Deforestación en la Amazonía colombiana cae 25 % en 2025, pero persisten focos críticos

La deforestación en la Amazonía colombiana se redujo un 25 % entre enero y septiembre de 2025 frente al mismo periodo de 2024, según cifras oficiales del Ministerio de Ambiente. Aunque el balance confirma una tendencia sostenida a la baja, las autoridades advierten que persisten presiones estructurales asociadas a la acción humana en zonas específicas del bioma.

Durante los primeros nueve meses de 2025 se estimaron 36.280 hectáreas deforestadas, una disminución significativa frente a las cerca de 48.500 hectáreas registradas en igual periodo del año anterior, informó el Ministerio de Ambiente y Desarrollo Sostenible en un comunicado divulgado este martes.

La cartera ambiental señaló que la reducción es resultado de una combinación de estrategias que involucran tanto al Gobierno nacional como a las comunidades locales, entre ellas procesos de restauración ecológica, acuerdos voluntarios de conservación, fortalecimiento de cadenas productivas sostenibles y manejo forestal comunitario.

El comportamiento mensual muestra marcadas variaciones. Enero fue el mes con mayor afectación, con 14.250 hectáreas deforestadas, seguido de febrero con 9.503 hectáreas. En contraste, mayo registró la cifra más baja, con apenas 54 hectáreas, lo que refleja tanto la estacionalidad climática como el impacto de las acciones de control y contención en el territorio.

De acuerdo con el Boletín Trimestral de Detección Temprana de Deforestación del Instituto de Hidrología, Meteorología y Estudios Ambientales (Ideam), el fenómeno continúa altamente concentrado. Cuatro departamentos acumularon el 98 % de la deforestación estimada en la Amazonía colombiana durante 2025:

  • Meta y Caquetá, con el 31 % cada uno;

  • Guaviare, con el 24 %;

  • Putumayo, con el 12 %.

No obstante, el Ideam destacó que estos mismos territorios presentan las mayores reducciones acumuladas entre enero y septiembre: Meta (–6.750 hectáreas), Caquetá (–4.734 hectáreas) y Guaviare (–1.499 hectáreas), lo que evidencia avances focalizados en zonas históricamente críticas.

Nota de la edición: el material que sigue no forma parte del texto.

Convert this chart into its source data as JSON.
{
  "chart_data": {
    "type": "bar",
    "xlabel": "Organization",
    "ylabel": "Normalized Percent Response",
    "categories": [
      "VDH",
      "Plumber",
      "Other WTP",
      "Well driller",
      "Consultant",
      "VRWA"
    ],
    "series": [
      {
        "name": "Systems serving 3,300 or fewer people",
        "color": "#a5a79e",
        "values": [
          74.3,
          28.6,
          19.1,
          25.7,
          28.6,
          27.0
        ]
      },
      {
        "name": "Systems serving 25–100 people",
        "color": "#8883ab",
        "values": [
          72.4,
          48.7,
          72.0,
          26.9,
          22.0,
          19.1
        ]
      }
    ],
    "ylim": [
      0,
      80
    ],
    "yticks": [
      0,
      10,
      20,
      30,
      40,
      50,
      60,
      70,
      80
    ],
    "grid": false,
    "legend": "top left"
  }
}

Pese a los resultados positivos, el instituto advirtió que el comportamiento de la deforestación sigue fuertemente influenciado por las variaciones climáticas. Durante el tercer trimestre del año se evidenció la transición entre el final de la temporada de lluvias y el inicio de la temporada seca, un periodo en el que tradicionalmente se intensifican las presiones sobre el bosque.

En ese contexto, las autoridades ambientales identificaron cuatro Núcleos de Detección Temprana de Deforestación en el arco noroccidental de la Amazonía colombiana, ubicados en zonas de Guaviare, Meta, Caquetá y Putumayo. Allí se concentran las principales alertas por pérdida acelerada de cobertura forestal.

Según el diagnóstico oficial, la deforestación en estas áreas está asociada a la expansión de la ganadería extensiva no sostenible, el aumento de infraestructura vial no planificada, procesos de colonización inducidos por vías ilegales, la ampliación de pasturas, la expansión de cultivos de uso ilícito y fenómenos de praderización y acaparamiento de tierras.

Aunque la deforestación acumulada en la Amazonía colombiana cayó un 25 % entre enero y septiembre de 2025, el monitoreo ambiental confirma que persisten presiones históricas derivadas de la actividad humana, lo que mantiene el desafío de consolidar una reducción sostenible y de largo plazo en uno de los ecosistemas estratégicos del país.